Check out our reviews of Monopoly Bid and Monopoly Deal.
Star Wars: Don’t Upset the Wookiee!
Play Time: 20 Min / Players: 2-5 / Complexity: Low / Age: 8+ / Publisher: Ridley’s Games
- Adorable soft Wookiee to keep your game safe
- Cards are humorous and well done
- Game play is fun and quick
- Some good special cards to keep you on your toes.
- Best as a short filler, not a deep strategic game.
This is not a deeply complicated or strategic game. It’s the sort of game we play as a family to chill out and not over think things. Our teenage son just loves this game! He is a huge fan of Star Wars so this is right up his alley.
The gameplay is very simple, you are dealt a hand of seven cards and the first person to run out of cards or make a set of four cards wins. A game is played until someone wins 3 hands and is crowned Wookiee champion.
There is some hilarious art work in this game and there are also some special cards to keep things interesting. Overall a great quick game for the whole family that you can play without having to concentrate too hard. So great as a filler game or when your short on time.
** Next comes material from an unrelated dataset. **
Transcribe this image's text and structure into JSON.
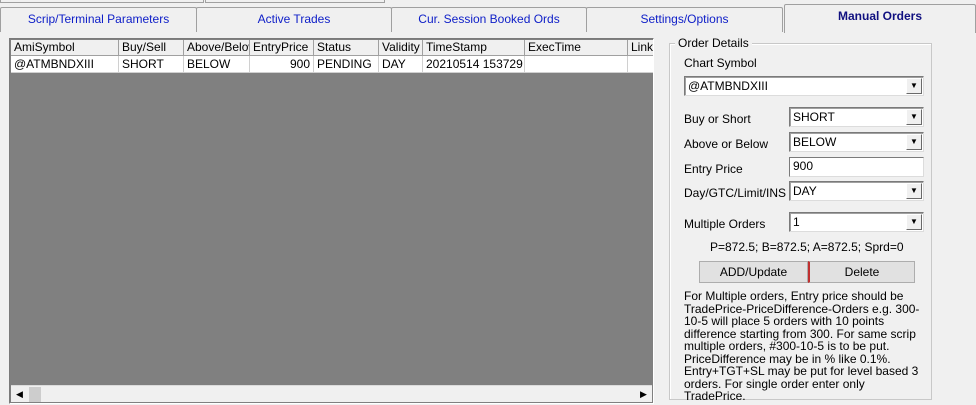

Check out our review of Star Wars: Don’t Upset the Wookiee!
About the Authors
We are parents who love board gaming. We have three children and have been enjoying board games as a family ever since we had our first child. We share our real unbiased experiences and opinions on board games so you can decide if they are right for your family. We also write guides and articles to help you get the most out of your family game time.
I’d argue that Go Nuts for Donuts is better than Sushi Go. Particularly for younger kids. Setup is quicker and gameplay flows better. Obviously the downside is the discard mechanic
Hi Alex, thanks for the suggestion. I tried Go Nuts for Donuts recently and enjoyed it. I haven’t played enough yet to decide if I like it better than Sushi Go but keen to try it some more and introduce to the family. I agree about the discard mechanic, I found that a little frustrating when I played.